Человек с темпераментом Кроули не мог не восхищаться ростом насилия и идеями о тысячелетнем господстве, насаждаемыми фашизмом и коммунизмом. Один из ранних приверженцев Кроули, Том Драйберг, ставший позднее членом парламента от лейбористской партии, а затем пламенным адептом Церкви Христа, обещал свести Кроули с теософскими и коммунистическими лидерами в Великобритании. Как далеко это зашло, неизвестно, но через некоторое время после революции говорили, что Кроули пытался передать Сталину записку, посвященную созданию антирелигии. Чтобы не рисковать сразу всем, он пытался также повлиять на Гитлера, передав ему в нюренбергскую тюрьму немецкую копию "Книги Закона", и позднее сделал попытку встретиться с ним, что привело к знакомству с Мартином Борманом. Хотя доказательств, подтверждающих эту немецкую историю нет, есть основания полагать, что российская имела место. В неозаглавленном машинописном очерке, относящемся примерно к 1925 году, планы Кроули представлены в общих чертах. Он вновь обращается к вопросу о болезненной русской духовности и высказывает некоторые обескураживающие мысли:

"До тех пор, пока существует просвещение, Россия должна полагаться на милость сумасшедшего... Решение этой проблемы [т.е. как заставить революцию работать] есть введение новой религии, построенной на здоровых психологических принципах. Должны быть хорошо усвоены два момента: а) религия должна быть свободной по своему характеру, чтобы допустить надежный выход инстинкта исступления; б) ее доктрины должны быть основаны на традиционных научных знаниях и благотворно воздействовать на психику, таким образом, чтобы нездоровые потребности людей могли постепенно вытесняться из их подсознания... Во-первых, различными искусными методами следует провозгласить прибытие духовного Спасителя русского народа (см. прилагаемый Манифест) [увы, видимо, не дошедший до нашего времени]. Хорошо, если этот спаситель будет нерусским, человеком, не имеющим права вмешиваться каким-либо образом в проблемы внутреннего управления страной [т.е. сам Кроули]. Далее, должен быть провозглашен его "Закон" и существующее правительство должно официально придерживаться этого закона... Новый Ритуал вызовет в Европе и Америке величайший религиозный ужас и старые вероисповедания будут стерты в порошок при соприкосновении с Реальностью новой Формулы Правды".

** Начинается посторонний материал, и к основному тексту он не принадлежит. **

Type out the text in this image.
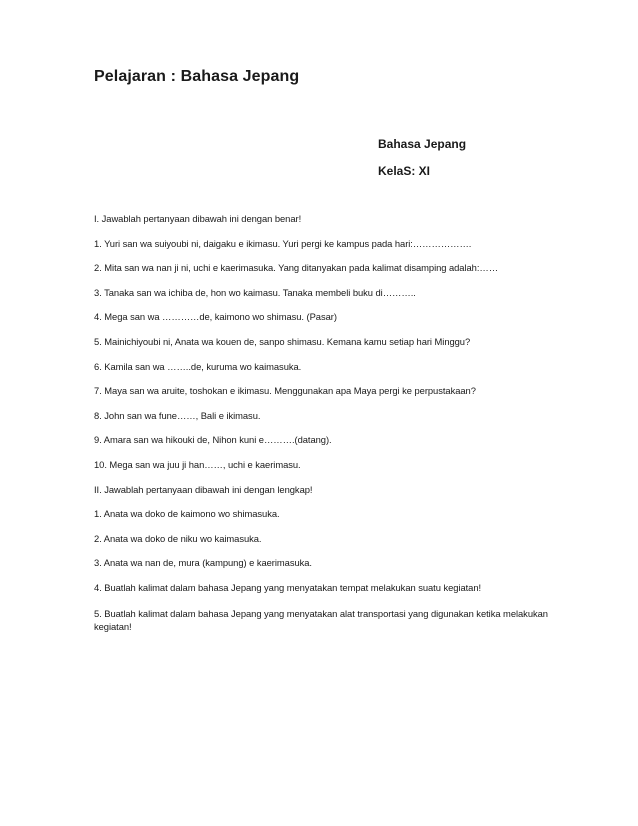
Pelajaran : Bahasa Jepang
Bahasa Jepang
KelaS: XI
I. Jawablah pertanyaan dibawah ini dengan benar!
1. Yuri san wa suiyoubi ni, daigaku e ikimasu. Yuri pergi ke kampus pada hari:……………….
2. Mita san wa nan ji ni, uchi e kaerimasuka. Yang ditanyakan pada kalimat disamping adalah:……
3. Tanaka san wa ichiba de, hon wo kaimasu. Tanaka membeli buku di………..
4. Mega san wa …………de, kaimono wo shimasu. (Pasar)
5. Mainichiyoubi ni, Anata wa kouen de, sanpo shimasu. Kemana kamu setiap hari Minggu?
6. Kamila san wa ……..de, kuruma wo kaimasuka.
7. Maya san wa aruite, toshokan e ikimasu. Menggunakan apa Maya pergi ke perpustakaan?
8. John san wa fune……, Bali e ikimasu.
9. Amara san wa hikouki de, Nihon kuni e……….(datang).
10. Mega san wa juu ji han……, uchi e kaerimasu.
II. Jawablah pertanyaan dibawah ini dengan lengkap!
1. Anata wa doko de kaimono wo shimasuka.
2. Anata wa doko de niku wo kaimasuka.
3. Anata wa nan de, mura (kampung) e kaerimasuka.
4. Buatlah kalimat dalam bahasa Jepang yang menyatakan tempat melakukan suatu kegiatan!
5. Buatlah kalimat dalam bahasa Jepang yang menyatakan alat transportasi yang digunakan ketika melakukan kegiatan!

Наверное, хорошо, что Кроули, несмотря на приглашение Дюранти, не приехал в Советский Союз, чтобы осуществить эти планы - действительность сталинской России была ужасающей. В дальнейшем единственное, что связывало его с этой страной - это переиздание в годы Второй мировой войны поэм "Град божий" и "Гвоздь программы", а также появление, по какой-то неясной или курьезной причине, портрета Кроули рядом с портретом Ленина на обложке цветного приложения к "Sunday Times" от 15 июня 1969 года. Эти изображения иллюстрировали "1000 созидателей двадцатого столетия".

Перевод Анны Остапчук

Публикуется с сокращениями


1 Георгий Раффалович, наполовину французский, наполовину одесский еврей, родился в 1880 году, жил в Англии с 1906 года. Раффалович оказывал финансовую поддержку журналу Кроули "Равноденствие". Герои сборника его новелл "Черт и другие" ("Равноденствие", 1910) были похожи на Кроули. Он также участвовал в сочинении "Элевсинских мистерий". В последующие годы Раффалович стал увлеченным пропагандистом украинской независимости. (прим. перев.)